A barriga inchada persistente pode ter várias causas, como gases, prisão de ventre, intolerâncias alimentares e síndrome do intestino irritável. Mas um ponto ainda pouco falado é o possível desequilíbrio da microbiota intestinal, especialmente quando a alimentação tem excesso de ultraprocessados e pouca fibra.
Microbiota intestinal e inchaço
A microbiota intestinal é o conjunto de bactérias, fungos e outros microrganismos que vivem no intestino. Quando esse ecossistema está equilibrado, ele ajuda na digestão, na produção de compostos protetores e na manutenção da barreira intestinal.
Quando há perda de diversidade bacteriana, chamada de disbiose, algumas pessoas podem ter mais fermentação, gases, desconforto abdominal e alteração do trânsito intestinal. Isso não significa que todo inchaço seja causado pela microbiota, mas ela pode fazer parte do problema.
O estudo científico sobre ultraprocessados
Segundo a revisão científica The Detrimental Impact of Ultra-Processed Foods on the Human Gut Microbiome and Gut Barrier, publicada na revista Nutrients em 2025, dietas ricas em ultraprocessados foram associadas à redução da diversidade da microbiota e à piora da barreira intestinal.

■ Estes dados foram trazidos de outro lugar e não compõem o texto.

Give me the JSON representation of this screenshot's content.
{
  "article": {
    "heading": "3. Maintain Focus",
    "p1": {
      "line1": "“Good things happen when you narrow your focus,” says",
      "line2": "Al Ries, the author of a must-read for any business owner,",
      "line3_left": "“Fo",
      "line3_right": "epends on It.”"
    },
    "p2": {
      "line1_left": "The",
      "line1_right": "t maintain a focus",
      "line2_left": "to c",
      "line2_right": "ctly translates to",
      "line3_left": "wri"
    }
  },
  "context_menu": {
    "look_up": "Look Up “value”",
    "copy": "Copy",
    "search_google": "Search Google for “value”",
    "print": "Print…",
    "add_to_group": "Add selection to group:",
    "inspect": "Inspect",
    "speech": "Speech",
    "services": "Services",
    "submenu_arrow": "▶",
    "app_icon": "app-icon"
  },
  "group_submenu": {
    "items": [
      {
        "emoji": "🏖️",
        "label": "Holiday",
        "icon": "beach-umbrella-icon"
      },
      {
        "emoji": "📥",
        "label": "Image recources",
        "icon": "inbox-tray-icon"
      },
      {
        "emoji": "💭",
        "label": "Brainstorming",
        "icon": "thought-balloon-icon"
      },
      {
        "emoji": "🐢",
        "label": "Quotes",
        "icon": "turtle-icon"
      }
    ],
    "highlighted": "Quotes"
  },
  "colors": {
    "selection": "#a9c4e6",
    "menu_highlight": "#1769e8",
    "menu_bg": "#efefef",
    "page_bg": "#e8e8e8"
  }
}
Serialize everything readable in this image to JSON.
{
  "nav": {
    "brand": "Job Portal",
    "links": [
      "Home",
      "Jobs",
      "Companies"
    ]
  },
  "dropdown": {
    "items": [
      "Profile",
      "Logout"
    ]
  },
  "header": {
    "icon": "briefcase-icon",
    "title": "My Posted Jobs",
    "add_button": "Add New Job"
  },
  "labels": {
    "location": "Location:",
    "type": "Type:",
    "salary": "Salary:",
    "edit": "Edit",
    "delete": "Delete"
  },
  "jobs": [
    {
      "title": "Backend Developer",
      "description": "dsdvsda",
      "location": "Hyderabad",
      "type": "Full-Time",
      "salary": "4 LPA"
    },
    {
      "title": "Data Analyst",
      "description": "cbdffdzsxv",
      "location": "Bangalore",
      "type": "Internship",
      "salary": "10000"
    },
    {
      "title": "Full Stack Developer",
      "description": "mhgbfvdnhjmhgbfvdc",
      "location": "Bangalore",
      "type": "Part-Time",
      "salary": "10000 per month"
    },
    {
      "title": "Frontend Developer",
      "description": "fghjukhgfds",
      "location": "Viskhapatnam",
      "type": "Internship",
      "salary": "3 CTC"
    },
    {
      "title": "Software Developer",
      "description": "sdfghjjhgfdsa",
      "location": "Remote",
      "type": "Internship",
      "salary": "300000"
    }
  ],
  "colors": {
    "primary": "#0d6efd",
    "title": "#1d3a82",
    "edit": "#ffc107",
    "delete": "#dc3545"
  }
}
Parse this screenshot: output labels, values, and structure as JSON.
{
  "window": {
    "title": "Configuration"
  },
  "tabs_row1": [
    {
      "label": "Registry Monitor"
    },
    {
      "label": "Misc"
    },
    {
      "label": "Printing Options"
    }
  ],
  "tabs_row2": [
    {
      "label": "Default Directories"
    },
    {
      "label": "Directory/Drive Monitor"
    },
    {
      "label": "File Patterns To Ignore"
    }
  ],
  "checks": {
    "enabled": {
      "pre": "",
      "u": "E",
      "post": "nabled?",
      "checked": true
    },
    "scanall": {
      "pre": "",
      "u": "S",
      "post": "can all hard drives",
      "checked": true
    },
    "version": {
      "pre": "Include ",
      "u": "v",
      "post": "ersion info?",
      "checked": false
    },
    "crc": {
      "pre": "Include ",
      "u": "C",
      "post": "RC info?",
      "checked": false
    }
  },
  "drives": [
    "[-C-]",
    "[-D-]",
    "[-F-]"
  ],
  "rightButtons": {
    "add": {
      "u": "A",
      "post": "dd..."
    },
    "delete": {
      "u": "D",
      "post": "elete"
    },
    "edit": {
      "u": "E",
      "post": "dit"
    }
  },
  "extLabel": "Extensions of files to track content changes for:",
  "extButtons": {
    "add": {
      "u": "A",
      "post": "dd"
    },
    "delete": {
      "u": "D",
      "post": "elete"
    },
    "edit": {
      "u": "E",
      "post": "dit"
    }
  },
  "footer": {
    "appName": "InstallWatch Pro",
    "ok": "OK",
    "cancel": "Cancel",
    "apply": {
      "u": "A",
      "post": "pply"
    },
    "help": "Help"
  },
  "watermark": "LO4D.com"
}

O estudo destaca que esses alimentos costumam ter muitos aditivos, emulsificantes, açúcar, gordura e pouco teor de fibras. Esse padrão pode reduzir bactérias benéficas, como Akkermansia muciniphila e Faecalibacterium prausnitzii, enquanto favorece microrganismos ligados à inflamação.

Sinais que merecem atenção
O inchaço ocasional é comum, mas a persistência do sintoma deve ser observada, principalmente quando vem acompanhada de mudanças no intestino. Alguns sinais podem indicar que é hora de investigar melhor a causa:
- Barriga inchada quase todos os dias;
- Excesso de gases, arrotos ou cólicas frequentes;
- Diarreia, prisão de ventre ou alternância entre os dois;
- Perda de peso sem explicação, sangue nas fezes ou dor intensa.
Como reduzir o impacto dos ultraprocessados
Para apoiar a microbiota intestinal, o foco deve ser aumentar a variedade de alimentos naturais e reduzir produtos com longas listas de ingredientes. Pequenas trocas consistentes costumam ser mais sustentáveis do que mudanças radicais.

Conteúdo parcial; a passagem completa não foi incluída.